Closing the Infrastructure Gap? The Role of Public-Private Partnerships in Water Sector Development and the Economic, Political, and Social Factors that Determine Project Success
- Author(s): Nizkorodov, Evgenia
- Advisor(s): Matthew, Richard
- et al.
Given the success of the Private Finance Initiative in the United Kingdom and the large-scale ideological shift to neoliberalism, supporters of public-private partnerships (PPPs) argue that the theoretical benefits of the management approach (innovative financial mechanisms, budgetary relief, increased economic and technical efficiency, and transfer of risk to the private partner) can allow governments in low-income nations to close the infrastructure gap in the water sector.

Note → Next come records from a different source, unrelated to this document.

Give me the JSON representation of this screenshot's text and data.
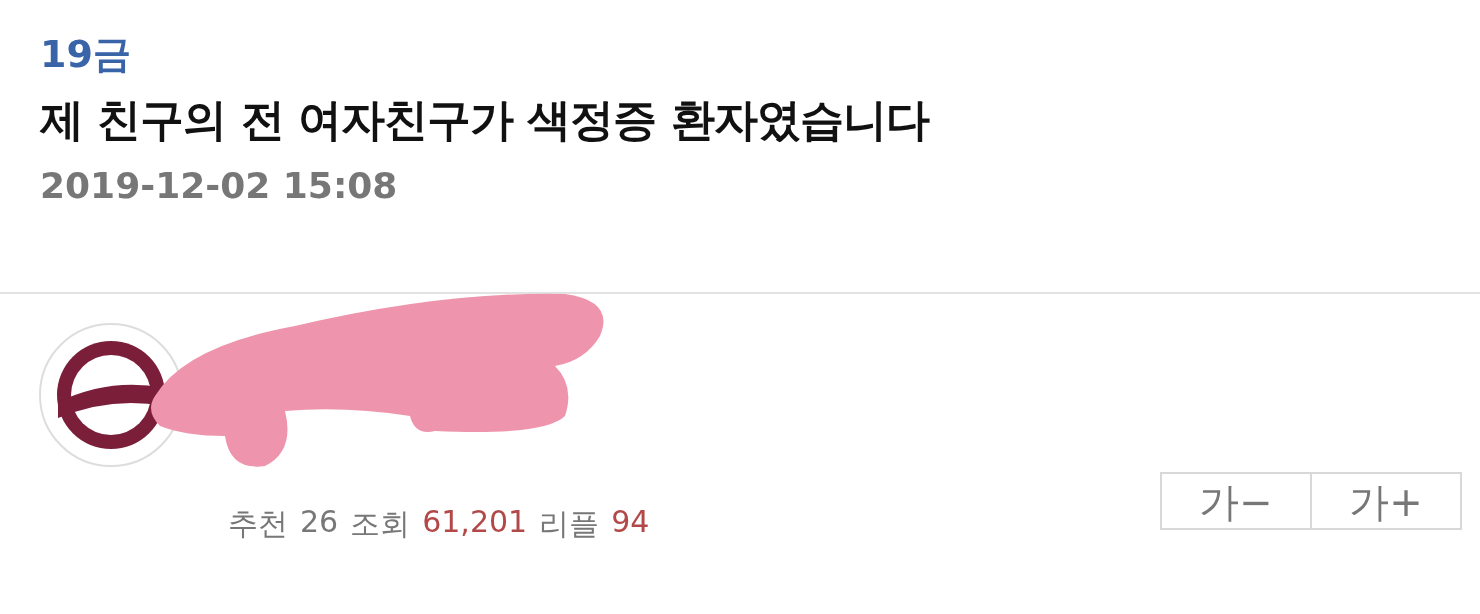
{
  "post": {
    "category": "19금",
    "title": "제 친구의 전 여자친구가 색정증 환자였습니다",
    "date": "2019-12-02 15:08"
  },
  "author": {
    "avatar": {
      "kind": "emblem"
    },
    "redacted": true
  },
  "stats": [
    {
      "label": "추천",
      "value": "26",
      "highlight": false
    },
    {
      "label": "조회",
      "value": "61,201",
      "highlight": true
    },
    {
      "label": "리플",
      "value": "94",
      "highlight": true
    }
  ],
  "font_buttons": [
    "가−",
    "가+"
  ]
}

Utilizing a Social Ecological framework, this Master’s Thesis examines these claims by identifying the sources of supply and demand for Water, Sanitation, and Health (WASH) PPPs. Drawing from the World Bank Private Participation in Infrastructure database, the research discovers that the majority of projects are found in middle-income economies, with investment stemming primarily from public – rather than private – partners. The data also reveals that despite being touted as a panacea for development and growth, since the 1990s PPPs are responsible for only 11.12 percent of gained water access. Given the high cost of project cancellation and distress in the water sector (20 percent of total investment), the thesis also explores the Critical Success Factors (CSFs) that determine project success. A thorough literature review based on both outcome- and output-based project metrics revealed a total 13 CSFs. The thesis concludes that given the high economic, political, and social requirements of these partnerships, in its present form, the management approach is not an appropriate solution for promoting WASH infrastructural growth in developing economies.